J. R. : ça a été très dur. Pendant plus d’un an, j’ai beaucoup travaillé mais sans aucun résultat. J’ai été malheureux… Il m’a fallu une année de dessin pour réussir à redémarrer tout doucement et retrouver une peinture qui me corresponde. Je ne savais pas ce que je voulais faire, mais je savais ce que je ne voulais pas : continuer ces belles peintures très colorées. La rupture a été totale. Aussi bien au niveau des collectionneurs, des acheteurs, des galeries, etc. Encore que c’est à ce moment-là, que j’ai fait la connaissance de Cérès Franco, qui m’a exposé en 1975. J’ai « subi » un rejet à peu près général, les gens n’ont pas compris ce changement de cap. Et puis, petit à petit, les peintres de mes amis ont commencé à changer de regard et à s’intéresser à ce que j’avais fait. Il faut être capable de rompre et de prendre une nouvelle voie. Il faut être capable de faire une peinture qui soit toujours aussi bonne, mais complètement différente. Tous les peintres sont victimes d’une façon de travailler qui est toujours la même, ou alors ils font ce que Picasso a fait, changer de peinture tout le temps ce qui est plus facile que de continuer à faire la même chose en tentant à chaque fois de se renouveler. Bonnard est un peintre idéal pour ça. Il a évolué tout doucement sans refaire ce qu’il avait déjà fait, en inventant tout le temps quelque chose de nouveau. C’est pour ça que je l’aime tellement. Il n’est pas prisonnier d’un système ou d’idées. Il y a eu d’autres peintres intéressants. Comme Rebeyrolle, par exemple. Dubuffet, également. J’ai vraiment aimé ses débuts, cette époque où il s’intéressait aux dessins de fous, de sauvages, d’enfants. Ensuite il a eu le culot de jouer à l’art brut, et ça marche encore…

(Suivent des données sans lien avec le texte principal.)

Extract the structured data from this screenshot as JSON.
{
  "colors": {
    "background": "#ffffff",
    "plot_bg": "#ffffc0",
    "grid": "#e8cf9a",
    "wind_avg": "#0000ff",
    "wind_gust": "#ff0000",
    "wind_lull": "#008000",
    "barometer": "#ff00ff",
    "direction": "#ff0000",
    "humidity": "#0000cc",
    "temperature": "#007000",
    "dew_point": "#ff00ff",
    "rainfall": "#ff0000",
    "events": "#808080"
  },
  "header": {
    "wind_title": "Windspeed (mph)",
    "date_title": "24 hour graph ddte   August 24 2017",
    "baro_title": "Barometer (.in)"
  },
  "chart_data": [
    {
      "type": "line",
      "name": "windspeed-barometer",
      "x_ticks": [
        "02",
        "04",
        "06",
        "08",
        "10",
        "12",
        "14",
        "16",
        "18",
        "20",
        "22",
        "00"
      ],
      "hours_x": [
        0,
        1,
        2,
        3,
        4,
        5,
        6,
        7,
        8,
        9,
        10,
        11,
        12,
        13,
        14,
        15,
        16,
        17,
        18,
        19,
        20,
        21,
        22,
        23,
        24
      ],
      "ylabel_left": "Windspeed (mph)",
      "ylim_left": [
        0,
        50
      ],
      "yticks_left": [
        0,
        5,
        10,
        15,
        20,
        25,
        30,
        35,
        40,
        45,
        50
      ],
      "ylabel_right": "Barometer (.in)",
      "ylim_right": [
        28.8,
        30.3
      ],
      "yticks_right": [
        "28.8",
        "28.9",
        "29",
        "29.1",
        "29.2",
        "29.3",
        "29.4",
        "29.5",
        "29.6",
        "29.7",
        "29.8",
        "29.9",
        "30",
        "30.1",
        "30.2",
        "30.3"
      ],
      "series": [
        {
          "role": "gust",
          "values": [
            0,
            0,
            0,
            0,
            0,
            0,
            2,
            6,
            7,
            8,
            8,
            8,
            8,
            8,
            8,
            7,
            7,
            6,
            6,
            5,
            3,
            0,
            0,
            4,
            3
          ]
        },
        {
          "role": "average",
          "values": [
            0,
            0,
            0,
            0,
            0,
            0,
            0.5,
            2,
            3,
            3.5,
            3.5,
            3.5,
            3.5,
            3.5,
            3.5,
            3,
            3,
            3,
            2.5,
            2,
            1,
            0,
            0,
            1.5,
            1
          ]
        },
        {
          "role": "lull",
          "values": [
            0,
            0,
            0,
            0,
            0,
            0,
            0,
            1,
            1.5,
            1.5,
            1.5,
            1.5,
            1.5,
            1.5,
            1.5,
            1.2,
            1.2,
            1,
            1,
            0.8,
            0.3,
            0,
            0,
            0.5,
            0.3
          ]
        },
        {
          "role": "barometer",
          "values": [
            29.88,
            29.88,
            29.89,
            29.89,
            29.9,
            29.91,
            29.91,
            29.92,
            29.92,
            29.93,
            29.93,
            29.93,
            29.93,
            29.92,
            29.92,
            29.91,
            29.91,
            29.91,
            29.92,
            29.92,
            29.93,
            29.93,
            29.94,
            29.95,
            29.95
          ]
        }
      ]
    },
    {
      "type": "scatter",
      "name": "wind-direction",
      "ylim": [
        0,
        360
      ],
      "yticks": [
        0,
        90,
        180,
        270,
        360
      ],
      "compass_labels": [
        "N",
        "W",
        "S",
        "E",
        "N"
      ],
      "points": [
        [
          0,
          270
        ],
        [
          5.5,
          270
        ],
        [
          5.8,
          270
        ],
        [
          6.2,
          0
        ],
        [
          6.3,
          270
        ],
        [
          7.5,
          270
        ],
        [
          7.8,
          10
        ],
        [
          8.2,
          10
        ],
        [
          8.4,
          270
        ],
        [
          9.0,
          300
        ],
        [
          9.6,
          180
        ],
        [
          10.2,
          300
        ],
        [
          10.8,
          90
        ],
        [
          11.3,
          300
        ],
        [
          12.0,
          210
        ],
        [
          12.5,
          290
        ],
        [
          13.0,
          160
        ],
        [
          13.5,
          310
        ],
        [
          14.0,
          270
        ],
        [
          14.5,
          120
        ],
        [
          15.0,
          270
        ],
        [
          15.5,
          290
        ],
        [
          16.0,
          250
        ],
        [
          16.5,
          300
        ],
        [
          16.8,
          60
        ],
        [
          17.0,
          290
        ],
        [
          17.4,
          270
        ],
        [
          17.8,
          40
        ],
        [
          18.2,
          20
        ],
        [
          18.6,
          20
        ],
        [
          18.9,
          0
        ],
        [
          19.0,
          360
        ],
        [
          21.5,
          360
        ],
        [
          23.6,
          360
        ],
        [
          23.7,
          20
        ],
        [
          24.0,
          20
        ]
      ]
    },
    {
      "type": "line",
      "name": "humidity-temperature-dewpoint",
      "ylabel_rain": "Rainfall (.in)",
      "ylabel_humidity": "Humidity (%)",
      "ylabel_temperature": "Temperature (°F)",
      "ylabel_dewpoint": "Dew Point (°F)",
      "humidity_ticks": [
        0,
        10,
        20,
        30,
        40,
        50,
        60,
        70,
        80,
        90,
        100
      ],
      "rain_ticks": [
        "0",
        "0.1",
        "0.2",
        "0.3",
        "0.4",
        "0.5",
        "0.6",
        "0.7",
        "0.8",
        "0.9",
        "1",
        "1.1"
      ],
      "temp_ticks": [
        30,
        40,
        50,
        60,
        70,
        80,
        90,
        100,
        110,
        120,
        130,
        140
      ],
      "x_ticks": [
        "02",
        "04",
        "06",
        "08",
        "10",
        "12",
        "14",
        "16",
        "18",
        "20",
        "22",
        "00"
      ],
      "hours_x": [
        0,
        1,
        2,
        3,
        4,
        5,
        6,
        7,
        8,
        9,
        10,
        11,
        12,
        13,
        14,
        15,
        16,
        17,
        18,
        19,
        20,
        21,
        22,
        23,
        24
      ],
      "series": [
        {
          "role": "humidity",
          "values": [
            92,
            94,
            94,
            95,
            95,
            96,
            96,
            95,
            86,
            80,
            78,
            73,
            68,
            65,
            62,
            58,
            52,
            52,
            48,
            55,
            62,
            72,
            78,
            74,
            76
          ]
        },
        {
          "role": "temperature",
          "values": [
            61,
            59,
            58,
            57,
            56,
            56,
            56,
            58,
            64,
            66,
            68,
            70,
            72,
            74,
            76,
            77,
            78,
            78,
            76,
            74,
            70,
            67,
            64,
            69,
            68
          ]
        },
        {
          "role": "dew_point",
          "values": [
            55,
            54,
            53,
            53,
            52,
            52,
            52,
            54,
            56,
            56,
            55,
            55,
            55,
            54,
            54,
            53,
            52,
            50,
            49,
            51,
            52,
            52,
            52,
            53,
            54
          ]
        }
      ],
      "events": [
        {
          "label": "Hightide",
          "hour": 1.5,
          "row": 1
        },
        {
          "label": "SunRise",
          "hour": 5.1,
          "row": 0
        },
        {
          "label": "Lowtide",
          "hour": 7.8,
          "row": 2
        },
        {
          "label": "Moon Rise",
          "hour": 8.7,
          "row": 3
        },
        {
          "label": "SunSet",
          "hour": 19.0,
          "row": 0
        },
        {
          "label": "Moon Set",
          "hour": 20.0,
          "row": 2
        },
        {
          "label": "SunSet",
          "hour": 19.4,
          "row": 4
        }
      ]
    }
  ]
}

C. W. : Dans les années 1980, votre œuvre a été déclarée « pornographique ». A cette époque, il y a eu quelques scènes de pénétration (Cauchemar, 1981). Mais lorsqu’on regarde bien l’ensemble de votre œuvre, il n’y a même pas de masturbation. Le sexe des hommes, ce sexe qu’ils tiennent dans leur main et nous montrent à peine, n’est pas représenté en érection… Il est simplement posé mollement dans leur main.J. R. : Effectivement, je n’ai jamais peint un homme en érection. Comprendre cette œuvre comme pornographique, c’est ridicule. C’est une façon de refuser de voir. C’est très particulier de faire une peinture qui utilise la pornographie. Ma peinture n’est pas pornographique, c’est même le contraire. Dans ce que je fais, il ne se passe rien. L’action de faire l’amour détruirait une forme de stabilité. S’il se passait quelque chose, cela réduirait de beaucoup l’expressivité du tableau. J’aime beaucoup les portraits de Rembrandt, par exemple, mais je n’aime pas la Ronde de nuit. Dans ce tableau, il y en a un qui fait ceci et l’autre cela, etc. Les anecdotes détournent l’attention. Tout ce qui fait que la peinture donne une image de quelque chose, que ce soit de la pornographie ou quelqu’un à table en train de manger, ce n’est pas intéressant. On réagit à une image. Cela ne relève pas de la peinture mais de l’idéologie. Je suis sûr que ce personnage qui n’évolue pas, et ne fait rien, vient de l’abstraction.
C. W. : Bagnolet. L’atelier, le violon pendant des années. La musique. Il y avait près du fauteuil vert, un recueil des Fleurs du Mal. Baudelaire, c’est le voyageur dans l’âme. C’est l’invitation au voyage. Michel Jakar vous a filmé dans cet atelier. Il m’a semblé qu’on vous voyait fermer les yeux face à la toile blanche et que vous entriez en peinture par l’esprit. Personne ne vous a jamais vu peindre. Y a-t-il un moment de bascule et d’entrée en peinture ?
J. R. : Baudelaire était le poète idéal. Le matin quand j’arrivais à l’atelier, pendant des années, la première chose que je faisais était de prendre le violon et de jouer pendant un petit quart d’heure, ce qui permettait de couper complètement la relation avec la vie réelle. Et ça, je le faisais tout le temps. Quand ça n’allait plus avec la peinture, je faisais du violon. Je pense que tous les gens qui cherchent à créer quelque chose se coupent du monde réel d’une façon ou d’une autre, sinon… on fait des images, on ne fait pas de la peinture.